Most modern clutch friction linings can run in oil, though I would need to check the surflex material they currently use. Even the sintered plates can run in oil, it will not harm them, but there is a different figure for the torque they can handle when they are used with oil. That figure as we know is below what the Commando can pump out. The dry design was used, if it was for oil bath use, it would need a larger / wider clutch design envelope. 

In reply to by ashley_cutler


Hi Ashley,

                Sorry for late response - been away. You say I should use Castrol EP90 in my gearbox but the original Norton Manual I have (although it's for an '88' not a '99') it recommends SAE 40 in Summer and SAE 30 in Winter. It goes on to say "these oils should be used in engine and gearbox".
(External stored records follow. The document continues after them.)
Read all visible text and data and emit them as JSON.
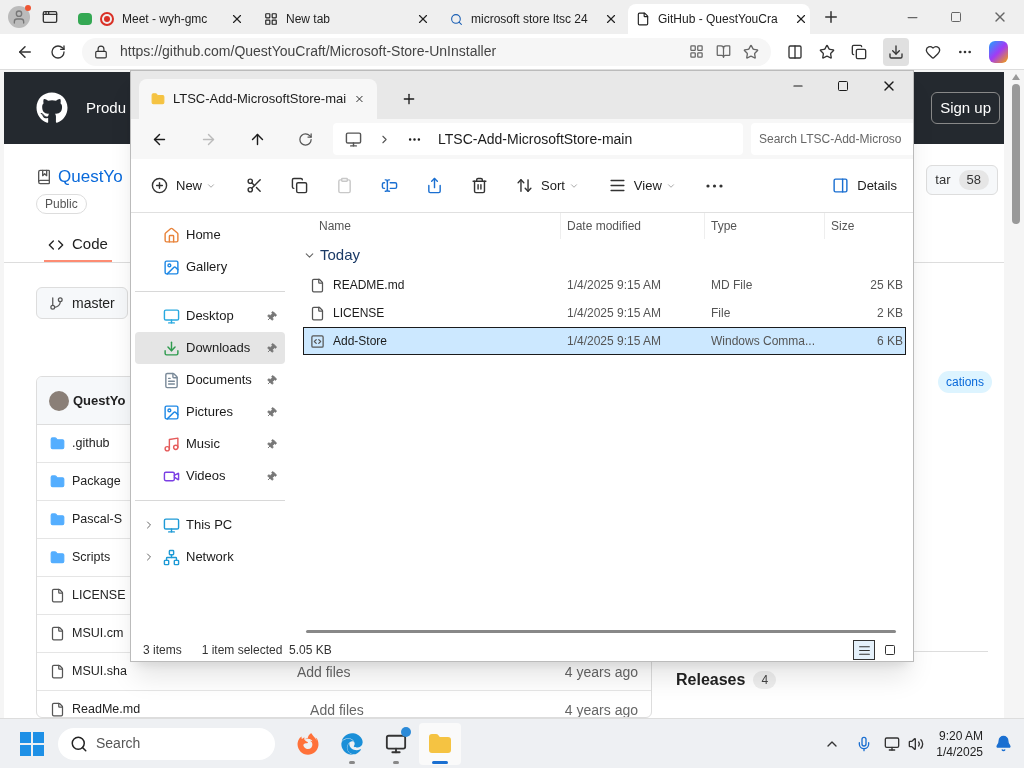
{
  "browser": {
    "tabs": [
      {
        "kind": "meet",
        "title": "Meet - wyh-gmc",
        "selected": false
      },
      {
        "kind": "newtab",
        "title": "New tab",
        "selected": false
      },
      {
        "kind": "search",
        "title": "microsoft store ltsc 24",
        "selected": false
      },
      {
        "kind": "page",
        "title": "GitHub - QuestYouCra",
        "selected": true
      }
    ],
    "url": "https://github.com/QuestYouCraft/Microsoft-Store-UnInstaller",
    "downloads_active": true
  },
  "github": {
    "header": {
      "menu": "Produ",
      "signup": "Sign up"
    },
    "repo": {
      "name": "QuestYo",
      "visibility": "Public",
      "star_label": "tar",
      "star_count": "58"
    },
    "tabs": [
      {
        "label": "Code",
        "selected": true
      }
    ],
    "branch": "master",
    "owner": "QuestYo",
    "files": [
      {
        "kind": "folder",
        "name": ".github"
      },
      {
        "kind": "folder",
        "name": "Package"
      },
      {
        "kind": "folder",
        "name": "Pascal-S"
      },
      {
        "kind": "folder",
        "name": "Scripts"
      },
      {
        "kind": "file",
        "name": "LICENSE"
      },
      {
        "kind": "file",
        "name": "MSUI.cm"
      },
      {
        "kind": "file",
        "name": "MSUI.sha",
        "message": "Add files",
        "time": "4 years ago"
      },
      {
        "kind": "file",
        "name": "ReadMe.md",
        "message": "Add files",
        "time": "4 years ago"
      }
    ],
    "topic": "cations",
    "releases": {
      "label": "Releases",
      "count": "4"
    }
  },
  "explorer": {
    "tab_title": "LTSC-Add-MicrosoftStore-mai",
    "breadcrumb": "LTSC-Add-MicrosoftStore-main",
    "search_placeholder": "Search LTSC-Add-Microso",
    "toolbar": [
      {
        "label": "New",
        "disabled": false
      },
      {
        "disabled": false
      },
      {
        "disabled": false
      },
      {
        "disabled": true
      },
      {
        "disabled": false
      },
      {
        "disabled": false
      },
      {
        "disabled": false
      },
      {
        "label": "Sort",
        "disabled": false
      },
      {
        "label": "View",
        "disabled": false
      },
      {
        "disabled": false
      }
    ],
    "details": "Details",
    "nav": [
      [
        {
          "label": "Home",
          "selected": false,
          "pinned": false
        },
        {
          "label": "Gallery",
          "selected": false,
          "pinned": false
        }
      ],
      [
        {
          "label": "Desktop",
          "selected": false,
          "pinned": true
        },
        {
          "label": "Downloads",
          "selected": true,
          "pinned": true
        },
        {
          "label": "Documents",
          "selected": false,
          "pinned": true
        },
        {
          "label": "Pictures",
          "selected": false,
          "pinned": true
        },
        {
          "label": "Music",
          "selected": false,
          "pinned": true
        },
        {
          "label": "Videos",
          "selected": false,
          "pinned": true
        }
      ],
      [
        {
          "label": "This PC",
          "selected": false,
          "expanded": false
        },
        {
          "label": "Network",
          "selected": false,
          "expanded": false
        }
      ]
    ],
    "columns": [
      "Name",
      "Date modified",
      "Type",
      "Size"
    ],
    "group": {
      "label": "Today",
      "expanded": true
    },
    "files": [
      {
        "kind": "document",
        "name": "README.md",
        "date": "1/4/2025 9:15 AM",
        "type": "MD File",
        "size": "25 KB",
        "selected": false
      },
      {
        "kind": "document",
        "name": "LICENSE",
        "date": "1/4/2025 9:15 AM",
        "type": "File",
        "size": "2 KB",
        "selected": false
      },
      {
        "kind": "script",
        "name": "Add-Store",
        "date": "1/4/2025 9:15 AM",
        "type": "Windows Comma...",
        "size": "6 KB",
        "selected": true
      }
    ],
    "status": {
      "count": "3 items",
      "selection": "1 item selected",
      "size": "5.05 KB"
    },
    "view": [
      {
        "selected": true
      },
      {
        "selected": false
      }
    ]
  },
  "taskbar": {
    "search": "Search",
    "apps": [
      {
        "running": false,
        "active": false
      },
      {
        "running": true,
        "active": false
      },
      {
        "running": true,
        "active": false,
        "badge": true
      },
      {
        "running": true,
        "active": true
      }
    ],
    "time": "9:20 AM",
    "date": "1/4/2025"
  }
}
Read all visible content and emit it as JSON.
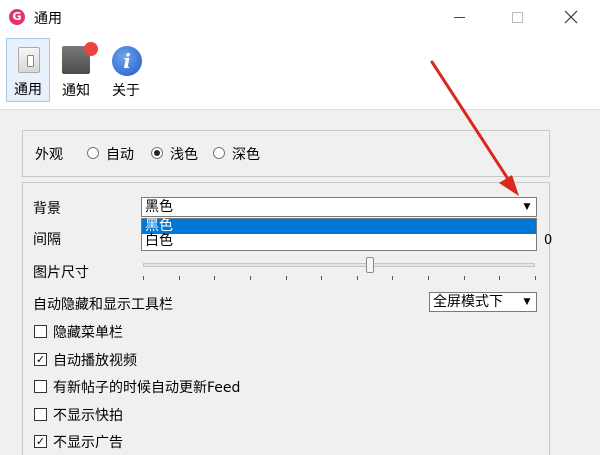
{
  "window": {
    "title": "通用",
    "app_icon_letter": "G",
    "controls": {
      "minimize": "—",
      "maximize": "☐",
      "close": "✕"
    }
  },
  "toolbar": {
    "items": [
      {
        "label": "通用",
        "icon": "switch-icon",
        "selected": true
      },
      {
        "label": "通知",
        "icon": "notification-icon"
      },
      {
        "label": "关于",
        "icon": "info-icon"
      }
    ],
    "about_icon_glyph": "i"
  },
  "appearance": {
    "label": "外观",
    "options": [
      {
        "label": "自动",
        "checked": false
      },
      {
        "label": "浅色",
        "checked": true
      },
      {
        "label": "深色",
        "checked": false
      }
    ]
  },
  "background": {
    "label": "背景",
    "value": "黑色",
    "options": [
      "黑色",
      "白色"
    ],
    "highlighted": "黑色"
  },
  "interval": {
    "label": "间隔",
    "value_partial": "0"
  },
  "image_size": {
    "label": "图片尺寸",
    "level": 0.58
  },
  "toolbar_autohide": {
    "label": "自动隐藏和显示工具栏",
    "value": "全屏模式下"
  },
  "checkboxes": [
    {
      "label": "隐藏菜单栏",
      "checked": false
    },
    {
      "label": "自动播放视频",
      "checked": true
    },
    {
      "label": "有新帖子的时候自动更新Feed",
      "checked": false
    },
    {
      "label": "不显示快拍",
      "checked": false
    },
    {
      "label": "不显示广告",
      "checked": true
    }
  ],
  "colors": {
    "selection": "#0078d7",
    "annotation_arrow": "#d9291c",
    "panel_bg": "#f0f0f0"
  }
}
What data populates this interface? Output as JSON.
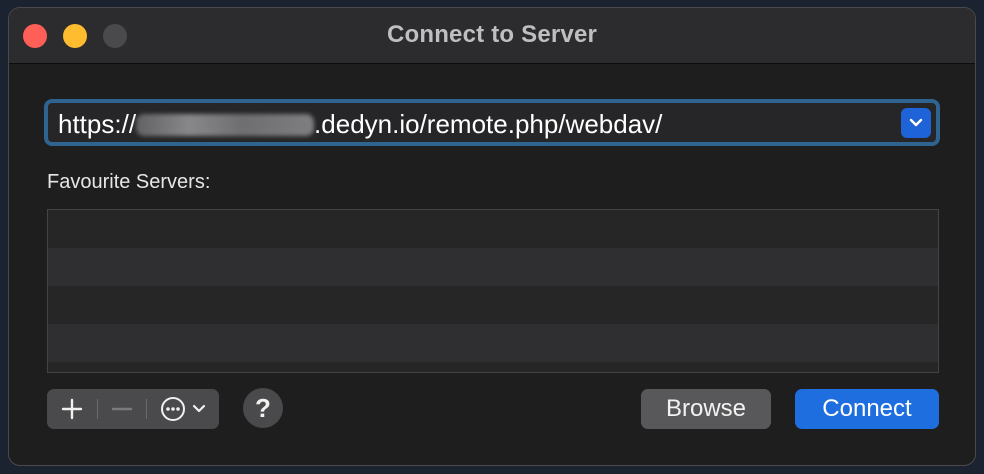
{
  "window": {
    "title": "Connect to Server"
  },
  "address": {
    "prefix": "https://",
    "suffix": ".dedyn.io/remote.php/webdav/"
  },
  "favourites": {
    "label": "Favourite Servers:",
    "rows": 4
  },
  "toolbar": {
    "add_icon": "plus-icon",
    "remove_icon": "minus-icon",
    "more_icon": "ellipsis-circle-icon",
    "help_label": "?",
    "browse_label": "Browse",
    "connect_label": "Connect"
  },
  "colors": {
    "accent": "#1f6ee0",
    "focus_ring": "#2f6390"
  }
}
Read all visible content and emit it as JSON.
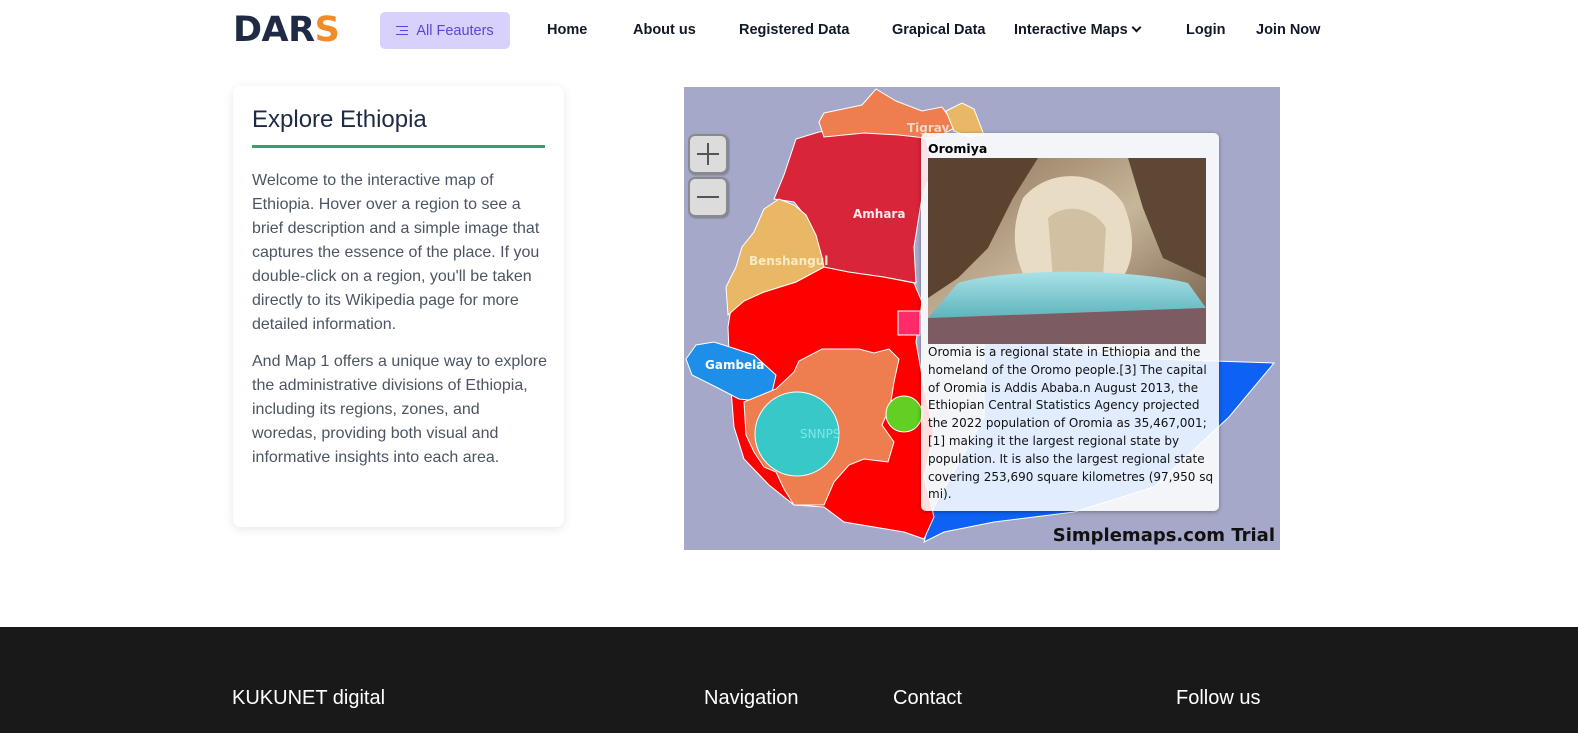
{
  "brand": {
    "prefix": "DAR",
    "accent": "S",
    "accent_color": "#f28c28"
  },
  "nav": {
    "features": {
      "label": "All Feauters",
      "icon": "menu-icon"
    },
    "links": [
      "Home",
      "About us",
      "Registered Data",
      "Grapical Data",
      "Interactive Maps",
      "Login",
      "Join Now"
    ]
  },
  "explore": {
    "title": "Explore Ethiopia",
    "paragraph1": "Welcome to the interactive map of Ethiopia. Hover over a region to see a brief description and a simple image that captures the essence of the place. If you double-click on a region, you'll be taken directly to its Wikipedia page for more detailed information.",
    "paragraph2": "And Map 1 offers a unique way to explore the administrative divisions of Ethiopia, including its regions, zones, and woredas, providing both visual and informative insights into each area."
  },
  "map": {
    "regions": {
      "tigray": "Tigray",
      "amhara": "Amhara",
      "benshangul": "Benshangul",
      "gambela": "Gambela",
      "snnps": "SNNPS"
    },
    "watermark": "Simplemaps.com Trial",
    "colors": {
      "background": "#a6a8c9",
      "tigray": "#ee7d4f",
      "amhara": "#d8253a",
      "benshangul": "#e8b867",
      "oromia": "#ff0000",
      "gambela": "#1d8fe8",
      "snnps": "#ee7d4f",
      "somali": "#0d62f5",
      "marker_large": "#38c8c8",
      "marker_small": "#62cf25"
    },
    "tooltip": {
      "title": "Oromiya",
      "description": "Oromia is a regional state in Ethiopia and the homeland of the Oromo people.[3] The capital of Oromia is Addis Ababa.n August 2013, the Ethiopian Central Statistics Agency projected the 2022 population of Oromia as 35,467,001;[1] making it the largest regional state by population. It is also the largest regional state covering 253,690 square kilometres (97,950 sq mi)."
    }
  },
  "footer": {
    "brand": "KUKUNET digital",
    "navigation": "Navigation",
    "contact": "Contact",
    "follow": "Follow us"
  }
}
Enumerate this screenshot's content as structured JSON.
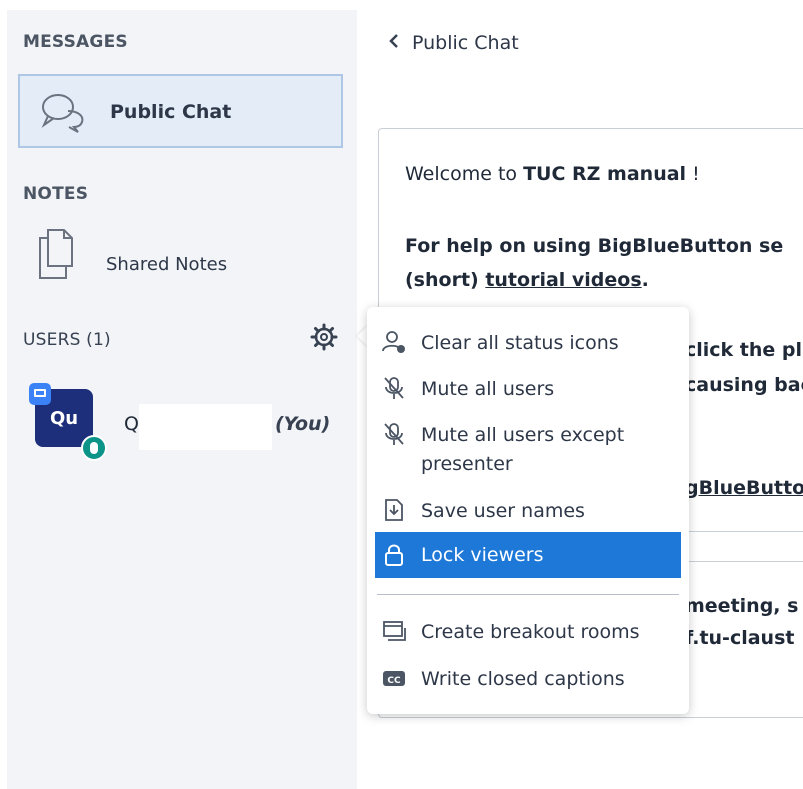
{
  "sidebar": {
    "messages_title": "MESSAGES",
    "public_chat_label": "Public Chat",
    "notes_title": "NOTES",
    "shared_notes_label": "Shared Notes",
    "users_title": "USERS (1)",
    "user": {
      "avatar_initials": "Qu",
      "name": "Q",
      "you_label": "(You)"
    }
  },
  "chat": {
    "header_title": "Public Chat",
    "welcome_prefix": "Welcome to ",
    "welcome_bold": "TUC RZ manual",
    "welcome_suffix": " !",
    "help_line1": "For help on using BigBlueButton se",
    "help_line2_prefix": "(short) ",
    "help_line2_link": "tutorial videos",
    "help_line2_suffix": ".",
    "partial_line3": "click the pl",
    "partial_line4": "causing bac",
    "partial_line5": "gBlueButto",
    "partial_line6": "meeting, s",
    "partial_line7": "f.tu-claust"
  },
  "menu": {
    "items": [
      {
        "label": "Clear all status icons",
        "icon": "user-clear-icon"
      },
      {
        "label": "Mute all users",
        "icon": "mic-muted-icon"
      },
      {
        "label": "Mute all users except presenter",
        "icon": "mic-muted-icon"
      },
      {
        "label": "Save user names",
        "icon": "save-icon"
      },
      {
        "label": "Lock viewers",
        "icon": "lock-icon",
        "active": true
      },
      {
        "label": "Create breakout rooms",
        "icon": "breakout-icon"
      },
      {
        "label": "Write closed captions",
        "icon": "cc-icon"
      }
    ],
    "mute_except_line1": "Mute all users except",
    "mute_except_line2": "presenter"
  },
  "colors": {
    "sidebar_bg": "#f2f4f7",
    "active_item_bg": "#e3ecf7",
    "menu_active_bg": "#1d78d8",
    "avatar_bg": "#1d2e7a",
    "mic_badge": "#0d9488"
  }
}
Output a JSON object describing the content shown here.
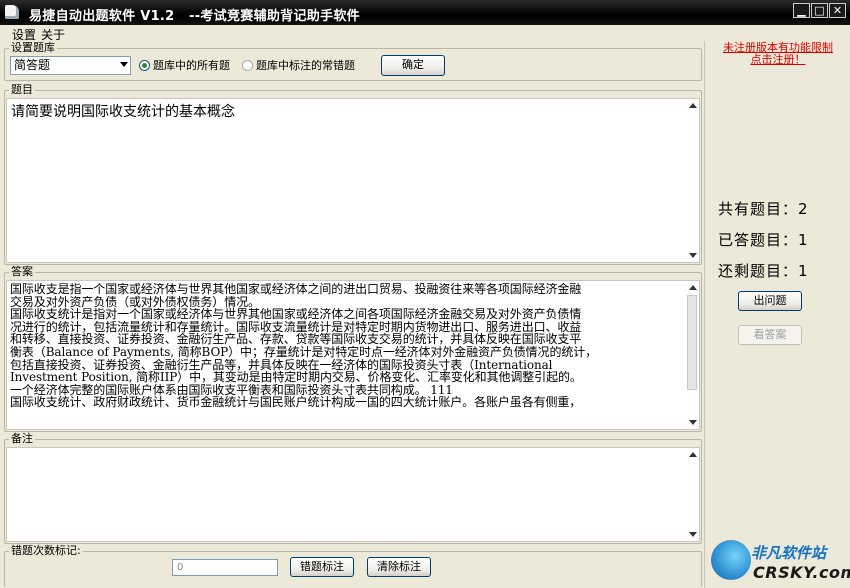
{
  "window": {
    "title": "易捷自动出题软件 V1.2   --考试竞赛辅助背记助手软件",
    "controls": [
      "minimize",
      "maximize",
      "close"
    ]
  },
  "menu": [
    {
      "label": "设置"
    },
    {
      "label": "关于"
    }
  ],
  "settings": {
    "legend": "设置题库",
    "type_selected": "简答题",
    "radio_all": "题库中的所有题",
    "radio_marked": "题库中标注的常错题",
    "confirm_label": "确定"
  },
  "question": {
    "legend": "题目",
    "text": "请简要说明国际收支统计的基本概念"
  },
  "answer": {
    "legend": "答案",
    "lines": [
      "国际收支是指一个国家或经济体与世界其他国家或经济体之间的进出口贸易、投融资往来等各项国际经济金融",
      "交易及对外资产负债（或对外债权债务）情况。",
      "国际收支统计是指对一个国家或经济体与世界其他国家或经济体之间各项国际经济金融交易及对外资产负债情",
      "况进行的统计，包括流量统计和存量统计。国际收支流量统计是对特定时期内货物进出口、服务进出口、收益",
      "和转移、直接投资、证券投资、金融衍生产品、存款、贷款等国际收支交易的统计，并具体反映在国际收支平",
      "衡表（Balance of Payments, 简称BOP）中；存量统计是对特定时点一经济体对外金融资产负债情况的统计，",
      "包括直接投资、证券投资、金融衍生产品等，并具体反映在一经济体的国际投资头寸表（International",
      "Investment Position, 简称IIP）中，其变动是由特定时期内交易、价格变化、汇率变化和其他调整引起的。",
      "一个经济体完整的国际账户体系由国际收支平衡表和国际投资头寸表共同构成。   111",
      "国际收支统计、政府财政统计、货币金融统计与国民账户统计构成一国的四大统计账户。各账户虽各有侧重，"
    ]
  },
  "notes": {
    "legend": "备注",
    "text": ""
  },
  "error_mark": {
    "legend": "错题次数标记:",
    "value": "0",
    "mark_button": "错题标注",
    "clear_button": "清除标注"
  },
  "side": {
    "notice_line1": "未注册版本有功能限制",
    "notice_line2": "点击注册！",
    "total_label": "共有题目：",
    "total_value": "2",
    "answered_label": "已答题目：",
    "answered_value": "1",
    "remaining_label": "还剩题目：",
    "remaining_value": "1",
    "next_button": "出问题",
    "show_answer_button": "看答案"
  },
  "watermark": {
    "text_cn": "非凡软件站",
    "text_en": "CRSKY.com"
  }
}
In my Haynes Manual it recommends Castrol GTX for the engine and Castrol Hypoy (doesn't give viscosity) for the gearbox.

Cnfusing !


Mike Haworth


In reply to by steve_marshall1


Hi Steve & Mark,

                           Here ( hopefully) are 2 pics of the adjuster that I made up. I used a commando rear brake adjuster ( modified ) along with an old socket machined to fit on the big through bolt on the top gearbox mount.

                           The adjuster was welded to the socket. The large bolt was removed, put in a lath and then drilled and tapped to take a 6mm unbrako button head. This secured the adjuster to the bolt.

                            Next I drilled a hole in the gearbox cradle to mount the adjuster stop. This was an old fairing mount. The threaded rod fits through this mount and has two nuts for adjusting. I have a special ring spanner which has been "wasted" so it will fit over the rod. As you can see it is all easily accessible.

                             Sorry it has taken so long to reply. The Atlas has been hard to get at as I have been recovering after road testing Aldi's protective motorcycle wear. After a 150 meter slide down the bitumen it all passed with fling covers. not so my ribs and scapula. This wasn't on the Norton by the way.